Reputation: 3
When I have the common value in the team column, I have to share this common proportionally between the teams that make part of the same sale (id_sales).
+---------------+----------------+----------------+
|id_sales |team |price |
+---------------+----------------+----------------+
|101 |Data Engineering| 200|
|102 | Front-End| 300|
|103 | Infrastructure| 100|
|103 | Software| 200|
|103 | Commum| 800|
|104 | Data Science| 500|
+---------------+----------------+----------------+
For example: In the table above I have within id_sales = 103 the Common value, so I have to calculate how much the Common is worth for each team: - Infrastructure: 100 - Software: 200 So for Infrastructure it's 1/3 * (800) and for Software it's 2/3 * (800) so at the end my table will be like this:
+---------------+----------------+----------------+
|id_sales |team |price |
+---------------+----------------+----------------+
|101 |Data Engineering| 200|
|102 | Front-End| 300|
|103 | Infrastructure| 366,66|
|103 | Software| 733,66|
|104 | Data Science| 500|
+---------------+----------------+----------------+
Somebody could me give some idea or hint please?
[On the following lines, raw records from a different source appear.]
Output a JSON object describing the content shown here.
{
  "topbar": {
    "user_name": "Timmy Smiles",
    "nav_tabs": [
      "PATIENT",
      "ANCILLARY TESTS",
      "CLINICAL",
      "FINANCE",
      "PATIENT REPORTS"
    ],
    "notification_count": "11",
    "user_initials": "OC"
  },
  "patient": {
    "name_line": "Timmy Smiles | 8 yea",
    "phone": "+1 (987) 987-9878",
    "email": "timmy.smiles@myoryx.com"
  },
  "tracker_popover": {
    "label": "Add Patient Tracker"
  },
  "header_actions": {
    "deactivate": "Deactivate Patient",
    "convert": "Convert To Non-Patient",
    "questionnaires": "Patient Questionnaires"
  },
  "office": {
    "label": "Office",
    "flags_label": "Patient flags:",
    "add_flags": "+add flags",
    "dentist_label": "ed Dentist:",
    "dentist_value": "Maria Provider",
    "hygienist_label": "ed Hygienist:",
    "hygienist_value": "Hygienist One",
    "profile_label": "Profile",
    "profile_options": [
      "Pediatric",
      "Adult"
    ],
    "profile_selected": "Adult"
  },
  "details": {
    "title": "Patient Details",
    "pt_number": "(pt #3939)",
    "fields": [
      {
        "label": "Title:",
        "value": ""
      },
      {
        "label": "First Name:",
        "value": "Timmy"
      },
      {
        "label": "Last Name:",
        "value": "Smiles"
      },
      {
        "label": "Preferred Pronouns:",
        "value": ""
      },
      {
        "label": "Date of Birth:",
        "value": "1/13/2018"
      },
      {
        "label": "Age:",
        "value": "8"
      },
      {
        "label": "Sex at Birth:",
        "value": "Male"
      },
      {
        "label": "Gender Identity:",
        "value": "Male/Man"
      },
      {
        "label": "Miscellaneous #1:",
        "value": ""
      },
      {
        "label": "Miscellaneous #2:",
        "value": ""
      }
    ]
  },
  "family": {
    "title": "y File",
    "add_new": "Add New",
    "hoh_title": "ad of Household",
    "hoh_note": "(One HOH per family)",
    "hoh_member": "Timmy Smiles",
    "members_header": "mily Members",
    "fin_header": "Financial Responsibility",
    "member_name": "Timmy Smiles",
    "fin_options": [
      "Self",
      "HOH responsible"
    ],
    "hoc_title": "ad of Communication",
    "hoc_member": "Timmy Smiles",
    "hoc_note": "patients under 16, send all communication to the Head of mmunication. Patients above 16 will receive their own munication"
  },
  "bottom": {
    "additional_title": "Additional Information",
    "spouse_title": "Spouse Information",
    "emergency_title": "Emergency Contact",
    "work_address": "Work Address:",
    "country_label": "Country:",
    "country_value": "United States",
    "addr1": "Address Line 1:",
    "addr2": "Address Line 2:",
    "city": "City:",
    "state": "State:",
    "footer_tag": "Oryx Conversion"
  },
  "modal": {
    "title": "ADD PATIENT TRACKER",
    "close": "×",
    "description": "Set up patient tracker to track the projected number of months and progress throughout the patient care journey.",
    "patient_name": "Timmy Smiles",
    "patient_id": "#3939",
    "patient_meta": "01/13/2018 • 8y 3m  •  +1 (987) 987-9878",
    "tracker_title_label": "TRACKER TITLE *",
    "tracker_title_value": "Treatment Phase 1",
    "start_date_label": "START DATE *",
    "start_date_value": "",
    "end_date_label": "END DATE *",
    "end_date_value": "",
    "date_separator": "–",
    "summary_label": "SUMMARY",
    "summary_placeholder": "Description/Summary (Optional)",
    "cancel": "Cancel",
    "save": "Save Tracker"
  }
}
The hint can be in python or scala (Spark 2.4).
The code to create this table:
Pyspark
spark_df = spark.createDataFrame( \
[ \
("101", "Data Engineering", "200"),
("102", "Front-End", "300"),
("103", "Infrastructure", "100"),
("103", "Software", "200"),
("103", "Commum", "800"),
("104", "Data Science", "500") \
],
["id_sales", "team", "price"])
Spark Scala
val spark_df = Seq(
("101", "Data Engineering", "200"),
("102", "Front-End", "300"),
("103", "Infrastructure", "100"),
("103", "Software", "200"),
("103", "Commum", "800"),
("104", "Data Science", "500")
).toDF("id_sales", "team", "price")
Thanks :)
Upvotes: 0
Views: 312
Reputation: 211
Try this:
scala> val df = Seq(
| ("101", "Data Engineering", "200"),
| ("102", "Front-End", "300"),
| ("103", "Infrastructure", "100"),
| ("103", "Software", "200"),
| ("103", "Common", "800"),
| ("104", "Data Science", "500")
| ).toDF("id_sales", "team", "price")
df: org.apache.spark.sql.DataFrame = [id_sales: string, team: string ... 1 more field]
scala> df.show
+--------+----------------+-----+
|id_sales| team|price|
+--------+----------------+-----+
| 101|Data Engineering| 200|
| 102| Front-End| 300|
| 103| Infrastructure| 100|
| 103| Software| 200|
| 103| Common| 800|
| 104| Data Science| 500|
+--------+----------------+-----+
scala> val commonDF = df.filter("team='Common'")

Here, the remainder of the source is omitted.